Autre artiste tout aussi poignante, Simone Schneider défend Sieglinde avec une très belle ligne de chant, ambrée et lumineuse à la fois, qui draine un sentiment d’urgence pathétique très touchant, sans la moindre faiblesse, alors que Monika Bohinec fait vivre les noirceurs de Fricka d’abord sur la réserve, pour ensuite gagner en intensité et présence.

Le Wiener Staatsoper au moment de la remise du titre de 'Österreichischer Kammersänger' à Andreas Schager

Le Wiener Staatsoper au moment de la remise du titre de 'Österreichischer Kammersänger' à Andreas Schager

Il y a bien sûr le Hunding particulièrement noir de Kwangchul Youn, de très haute tenue et joué avec acuité, mais cette soirée est aussi celle d’Andreas Schager, fabuleux Siegmund semblant vouloir entraîner toute la salle dans son délire, vantant ses plus beaux 'Wälse!' comme sur un marché, mais aussi avec des nuances, ce qui laissera le public ahuri à la fin du premier acte.

Cette aisance spectaculaire, difficilement surpassable aujourd’hui, sera récompensée en fin de soirée par Bogdan Roščić, pas uniquement pour le héros phénoménal qu'Andreas Schager vient d’incarner avec une générosité sans limites, mais pour son parcours à l’Opéra d’État de Vienne où il est apparu plus d’une cinquantaine de fois depuis ‘Daphné’ où il incarnait Apollon en 2017, puis Max dans ‘Der Freischütz’ et le rôle titre de ‘Lohengrin’ en 2018, Tamino dans ‘Die Zauberflöte’ en 2019, Tristan dans ‘Tristan und Isolde’ en 2022, ou bien Der Kaiser dans ‘Die Frau ohne Schatten’ en 2023.

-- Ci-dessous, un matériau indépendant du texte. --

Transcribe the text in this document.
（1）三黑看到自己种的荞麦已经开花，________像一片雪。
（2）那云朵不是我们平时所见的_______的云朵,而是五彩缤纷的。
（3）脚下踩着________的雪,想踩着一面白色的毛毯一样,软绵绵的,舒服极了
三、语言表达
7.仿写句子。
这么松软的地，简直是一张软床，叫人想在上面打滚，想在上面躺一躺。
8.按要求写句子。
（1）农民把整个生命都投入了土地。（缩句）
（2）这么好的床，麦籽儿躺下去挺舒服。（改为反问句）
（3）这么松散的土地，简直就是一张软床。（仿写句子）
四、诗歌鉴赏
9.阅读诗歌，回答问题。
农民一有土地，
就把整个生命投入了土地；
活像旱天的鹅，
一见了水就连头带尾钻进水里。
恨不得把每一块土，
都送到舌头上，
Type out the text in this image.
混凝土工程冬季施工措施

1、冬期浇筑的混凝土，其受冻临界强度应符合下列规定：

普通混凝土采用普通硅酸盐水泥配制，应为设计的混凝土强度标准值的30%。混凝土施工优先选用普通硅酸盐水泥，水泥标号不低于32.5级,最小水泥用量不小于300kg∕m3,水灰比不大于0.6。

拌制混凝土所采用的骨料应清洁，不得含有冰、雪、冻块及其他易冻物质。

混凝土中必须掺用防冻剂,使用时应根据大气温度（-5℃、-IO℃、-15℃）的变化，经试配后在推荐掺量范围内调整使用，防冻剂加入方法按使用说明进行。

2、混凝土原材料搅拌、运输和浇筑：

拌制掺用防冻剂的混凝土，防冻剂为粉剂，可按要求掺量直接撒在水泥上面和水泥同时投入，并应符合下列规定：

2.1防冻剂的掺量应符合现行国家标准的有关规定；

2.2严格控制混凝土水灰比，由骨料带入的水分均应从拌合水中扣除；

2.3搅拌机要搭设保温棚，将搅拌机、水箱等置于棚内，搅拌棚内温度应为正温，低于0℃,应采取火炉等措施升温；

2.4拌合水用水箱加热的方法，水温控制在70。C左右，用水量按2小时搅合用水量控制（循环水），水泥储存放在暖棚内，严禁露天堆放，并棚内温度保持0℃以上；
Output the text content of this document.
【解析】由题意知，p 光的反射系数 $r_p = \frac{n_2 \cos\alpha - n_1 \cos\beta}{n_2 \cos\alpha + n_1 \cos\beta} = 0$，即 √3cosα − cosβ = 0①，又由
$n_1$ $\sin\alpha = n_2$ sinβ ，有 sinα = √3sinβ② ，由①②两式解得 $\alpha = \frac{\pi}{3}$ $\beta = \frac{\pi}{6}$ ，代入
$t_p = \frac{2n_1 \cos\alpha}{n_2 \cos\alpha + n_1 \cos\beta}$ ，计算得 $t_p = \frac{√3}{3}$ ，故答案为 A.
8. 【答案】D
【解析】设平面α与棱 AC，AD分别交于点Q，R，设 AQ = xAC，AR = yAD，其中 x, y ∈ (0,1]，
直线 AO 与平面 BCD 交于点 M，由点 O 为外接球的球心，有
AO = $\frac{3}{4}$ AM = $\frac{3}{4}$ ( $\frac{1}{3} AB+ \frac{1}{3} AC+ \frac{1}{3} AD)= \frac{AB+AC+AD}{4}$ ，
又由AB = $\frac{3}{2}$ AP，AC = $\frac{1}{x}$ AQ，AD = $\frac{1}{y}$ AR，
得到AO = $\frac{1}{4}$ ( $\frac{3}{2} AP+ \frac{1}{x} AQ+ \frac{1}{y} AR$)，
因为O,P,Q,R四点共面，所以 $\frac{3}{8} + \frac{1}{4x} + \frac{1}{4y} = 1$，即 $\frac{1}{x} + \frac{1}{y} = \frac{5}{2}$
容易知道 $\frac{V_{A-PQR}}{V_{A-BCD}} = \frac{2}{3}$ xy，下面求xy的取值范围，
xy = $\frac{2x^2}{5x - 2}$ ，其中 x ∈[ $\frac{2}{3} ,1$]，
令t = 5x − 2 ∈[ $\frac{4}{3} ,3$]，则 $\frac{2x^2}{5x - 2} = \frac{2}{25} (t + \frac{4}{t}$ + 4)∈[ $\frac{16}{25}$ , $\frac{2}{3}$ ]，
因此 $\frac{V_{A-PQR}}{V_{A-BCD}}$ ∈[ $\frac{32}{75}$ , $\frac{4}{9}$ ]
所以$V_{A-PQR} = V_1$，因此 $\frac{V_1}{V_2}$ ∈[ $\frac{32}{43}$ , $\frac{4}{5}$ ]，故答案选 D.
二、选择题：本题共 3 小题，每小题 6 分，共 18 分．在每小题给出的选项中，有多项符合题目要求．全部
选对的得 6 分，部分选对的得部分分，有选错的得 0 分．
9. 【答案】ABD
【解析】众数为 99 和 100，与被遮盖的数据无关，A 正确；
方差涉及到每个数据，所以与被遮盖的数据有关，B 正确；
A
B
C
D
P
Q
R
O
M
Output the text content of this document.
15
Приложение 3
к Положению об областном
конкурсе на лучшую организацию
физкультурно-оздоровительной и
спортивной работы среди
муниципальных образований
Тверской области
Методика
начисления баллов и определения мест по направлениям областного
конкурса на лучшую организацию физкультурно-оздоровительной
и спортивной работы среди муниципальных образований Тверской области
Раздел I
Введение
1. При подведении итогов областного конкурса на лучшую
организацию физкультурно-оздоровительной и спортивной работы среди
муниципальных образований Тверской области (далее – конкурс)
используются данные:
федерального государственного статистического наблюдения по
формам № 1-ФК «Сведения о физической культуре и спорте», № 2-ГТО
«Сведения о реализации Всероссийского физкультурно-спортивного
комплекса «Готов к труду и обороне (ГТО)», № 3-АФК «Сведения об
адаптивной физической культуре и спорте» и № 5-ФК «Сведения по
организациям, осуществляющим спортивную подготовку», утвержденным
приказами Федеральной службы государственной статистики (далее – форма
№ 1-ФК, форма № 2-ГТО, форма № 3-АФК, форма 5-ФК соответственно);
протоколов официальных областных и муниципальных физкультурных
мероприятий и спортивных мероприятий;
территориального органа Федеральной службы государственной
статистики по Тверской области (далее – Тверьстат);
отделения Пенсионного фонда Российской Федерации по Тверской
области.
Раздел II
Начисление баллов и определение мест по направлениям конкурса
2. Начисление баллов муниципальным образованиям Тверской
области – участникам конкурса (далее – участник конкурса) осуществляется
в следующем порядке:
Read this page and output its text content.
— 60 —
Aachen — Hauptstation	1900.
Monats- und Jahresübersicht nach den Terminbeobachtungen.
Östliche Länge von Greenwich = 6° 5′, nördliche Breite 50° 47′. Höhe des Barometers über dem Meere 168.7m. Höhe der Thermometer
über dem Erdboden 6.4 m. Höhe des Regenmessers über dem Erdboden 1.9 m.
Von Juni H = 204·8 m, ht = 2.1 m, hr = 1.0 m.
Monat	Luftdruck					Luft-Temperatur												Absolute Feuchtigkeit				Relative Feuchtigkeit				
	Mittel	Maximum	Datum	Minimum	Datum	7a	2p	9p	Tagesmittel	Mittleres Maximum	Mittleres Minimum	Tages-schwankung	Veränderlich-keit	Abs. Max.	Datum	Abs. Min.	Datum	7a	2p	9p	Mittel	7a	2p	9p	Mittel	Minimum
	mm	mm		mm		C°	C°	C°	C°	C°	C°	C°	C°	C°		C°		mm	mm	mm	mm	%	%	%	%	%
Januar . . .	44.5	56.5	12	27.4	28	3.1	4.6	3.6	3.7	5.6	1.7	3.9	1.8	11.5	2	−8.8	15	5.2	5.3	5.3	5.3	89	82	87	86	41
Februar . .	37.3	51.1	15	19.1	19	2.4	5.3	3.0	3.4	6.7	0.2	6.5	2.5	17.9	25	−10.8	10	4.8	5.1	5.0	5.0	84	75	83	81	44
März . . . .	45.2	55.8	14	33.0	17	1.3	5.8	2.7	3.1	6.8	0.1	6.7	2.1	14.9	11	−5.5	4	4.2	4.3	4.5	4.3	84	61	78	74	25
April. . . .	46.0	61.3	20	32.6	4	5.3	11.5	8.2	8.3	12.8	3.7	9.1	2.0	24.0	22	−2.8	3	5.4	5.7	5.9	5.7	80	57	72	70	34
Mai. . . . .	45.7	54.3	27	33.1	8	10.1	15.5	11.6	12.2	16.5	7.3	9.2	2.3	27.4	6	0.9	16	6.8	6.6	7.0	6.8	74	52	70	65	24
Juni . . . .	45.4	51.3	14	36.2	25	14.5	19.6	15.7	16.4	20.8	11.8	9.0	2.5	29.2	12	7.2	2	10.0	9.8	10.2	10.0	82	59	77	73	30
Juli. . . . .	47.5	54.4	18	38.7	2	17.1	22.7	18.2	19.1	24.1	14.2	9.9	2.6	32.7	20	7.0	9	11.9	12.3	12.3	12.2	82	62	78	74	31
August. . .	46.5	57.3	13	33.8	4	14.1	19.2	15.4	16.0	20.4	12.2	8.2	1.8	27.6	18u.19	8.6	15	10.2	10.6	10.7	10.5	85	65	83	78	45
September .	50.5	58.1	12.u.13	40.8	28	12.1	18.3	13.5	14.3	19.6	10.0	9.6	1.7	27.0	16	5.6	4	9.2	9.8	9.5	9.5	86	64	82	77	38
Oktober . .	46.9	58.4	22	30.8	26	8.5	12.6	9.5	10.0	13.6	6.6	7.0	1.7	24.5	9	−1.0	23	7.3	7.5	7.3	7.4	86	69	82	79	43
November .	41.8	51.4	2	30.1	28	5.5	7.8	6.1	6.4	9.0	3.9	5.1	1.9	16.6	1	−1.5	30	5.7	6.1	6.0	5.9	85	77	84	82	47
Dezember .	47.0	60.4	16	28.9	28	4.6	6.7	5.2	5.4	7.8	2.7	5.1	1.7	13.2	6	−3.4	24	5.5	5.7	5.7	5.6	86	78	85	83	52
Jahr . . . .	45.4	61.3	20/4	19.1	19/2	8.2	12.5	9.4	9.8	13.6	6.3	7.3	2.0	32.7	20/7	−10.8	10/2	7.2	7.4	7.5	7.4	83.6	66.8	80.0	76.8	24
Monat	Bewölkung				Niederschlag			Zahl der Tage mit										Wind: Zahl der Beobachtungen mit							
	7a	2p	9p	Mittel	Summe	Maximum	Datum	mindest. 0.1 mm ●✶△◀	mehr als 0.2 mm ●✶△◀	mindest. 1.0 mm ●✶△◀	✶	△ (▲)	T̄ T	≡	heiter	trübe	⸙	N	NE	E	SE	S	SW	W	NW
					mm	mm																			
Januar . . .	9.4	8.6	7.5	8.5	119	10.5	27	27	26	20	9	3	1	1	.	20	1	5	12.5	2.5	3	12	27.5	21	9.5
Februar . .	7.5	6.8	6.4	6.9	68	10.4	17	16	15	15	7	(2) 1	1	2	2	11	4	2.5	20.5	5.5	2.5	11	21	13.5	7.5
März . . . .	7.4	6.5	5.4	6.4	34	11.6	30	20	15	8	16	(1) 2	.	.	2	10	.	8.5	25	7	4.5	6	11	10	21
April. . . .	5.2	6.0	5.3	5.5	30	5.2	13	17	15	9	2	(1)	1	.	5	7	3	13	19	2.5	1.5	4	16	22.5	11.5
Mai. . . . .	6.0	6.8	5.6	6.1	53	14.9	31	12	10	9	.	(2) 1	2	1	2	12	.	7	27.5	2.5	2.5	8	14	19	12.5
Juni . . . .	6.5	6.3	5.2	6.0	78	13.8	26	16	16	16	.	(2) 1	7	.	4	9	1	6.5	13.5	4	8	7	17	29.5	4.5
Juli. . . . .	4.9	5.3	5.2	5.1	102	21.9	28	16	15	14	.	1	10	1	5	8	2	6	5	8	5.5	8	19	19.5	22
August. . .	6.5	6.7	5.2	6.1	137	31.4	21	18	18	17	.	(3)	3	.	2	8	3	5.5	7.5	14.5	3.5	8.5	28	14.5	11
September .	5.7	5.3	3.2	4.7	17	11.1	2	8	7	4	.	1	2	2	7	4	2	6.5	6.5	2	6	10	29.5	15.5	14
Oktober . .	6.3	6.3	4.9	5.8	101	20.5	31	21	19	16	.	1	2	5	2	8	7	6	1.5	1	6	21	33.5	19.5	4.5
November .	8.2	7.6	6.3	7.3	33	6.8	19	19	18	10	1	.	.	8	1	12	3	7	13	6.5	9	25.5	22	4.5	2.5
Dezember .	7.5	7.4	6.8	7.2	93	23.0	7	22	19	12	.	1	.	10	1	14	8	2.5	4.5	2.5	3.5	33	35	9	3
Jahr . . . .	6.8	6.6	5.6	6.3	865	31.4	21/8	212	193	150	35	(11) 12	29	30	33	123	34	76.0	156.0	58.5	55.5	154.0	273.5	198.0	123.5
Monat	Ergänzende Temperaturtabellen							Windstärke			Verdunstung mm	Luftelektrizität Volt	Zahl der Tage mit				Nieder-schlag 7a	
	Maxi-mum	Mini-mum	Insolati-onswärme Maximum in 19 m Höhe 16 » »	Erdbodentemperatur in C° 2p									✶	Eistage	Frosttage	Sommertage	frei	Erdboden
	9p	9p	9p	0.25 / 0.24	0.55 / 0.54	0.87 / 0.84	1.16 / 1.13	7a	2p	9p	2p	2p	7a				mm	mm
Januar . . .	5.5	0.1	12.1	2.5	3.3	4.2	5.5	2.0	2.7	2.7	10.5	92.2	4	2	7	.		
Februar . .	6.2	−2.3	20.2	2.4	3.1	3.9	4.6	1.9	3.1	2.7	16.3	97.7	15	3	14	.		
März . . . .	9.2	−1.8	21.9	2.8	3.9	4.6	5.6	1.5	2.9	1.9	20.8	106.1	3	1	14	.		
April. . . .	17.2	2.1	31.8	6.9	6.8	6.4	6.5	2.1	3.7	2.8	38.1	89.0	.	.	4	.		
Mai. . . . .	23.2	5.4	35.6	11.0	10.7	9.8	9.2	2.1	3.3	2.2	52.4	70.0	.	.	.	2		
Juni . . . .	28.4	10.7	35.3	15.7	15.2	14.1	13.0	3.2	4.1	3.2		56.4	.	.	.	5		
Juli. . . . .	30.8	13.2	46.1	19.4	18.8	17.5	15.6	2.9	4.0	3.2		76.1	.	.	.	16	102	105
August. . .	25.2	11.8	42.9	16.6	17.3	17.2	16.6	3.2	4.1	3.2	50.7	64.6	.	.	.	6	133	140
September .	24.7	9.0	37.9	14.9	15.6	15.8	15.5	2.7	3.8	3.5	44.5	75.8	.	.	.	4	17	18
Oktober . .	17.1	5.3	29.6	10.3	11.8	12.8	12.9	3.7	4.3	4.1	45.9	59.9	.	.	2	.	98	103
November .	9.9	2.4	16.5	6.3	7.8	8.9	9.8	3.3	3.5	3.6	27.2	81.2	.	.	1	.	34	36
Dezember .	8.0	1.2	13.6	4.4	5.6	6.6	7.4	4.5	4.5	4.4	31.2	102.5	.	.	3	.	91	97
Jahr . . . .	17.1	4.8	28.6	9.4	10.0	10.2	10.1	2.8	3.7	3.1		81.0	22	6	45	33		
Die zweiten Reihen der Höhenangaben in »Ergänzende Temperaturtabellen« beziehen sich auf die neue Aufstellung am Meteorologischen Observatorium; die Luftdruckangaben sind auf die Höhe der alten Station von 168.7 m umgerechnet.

Bogdan Roščić nommant Andreas Schager 'Österreichischer Kammersänger'

Bogdan Roščić nommant Andreas Schager 'Österreichischer Kammersänger'

Andreas Schager est ainsi nommé 'Österreichischer Kammersänger' en ce lundi 02 juin 2025 soir exceptionnel, titre national décerné aux grands chanteurs en Autriche, la joie irrésistiblement communicative de cet artiste attachant étant aussi la récompense pour le public viennois survolté.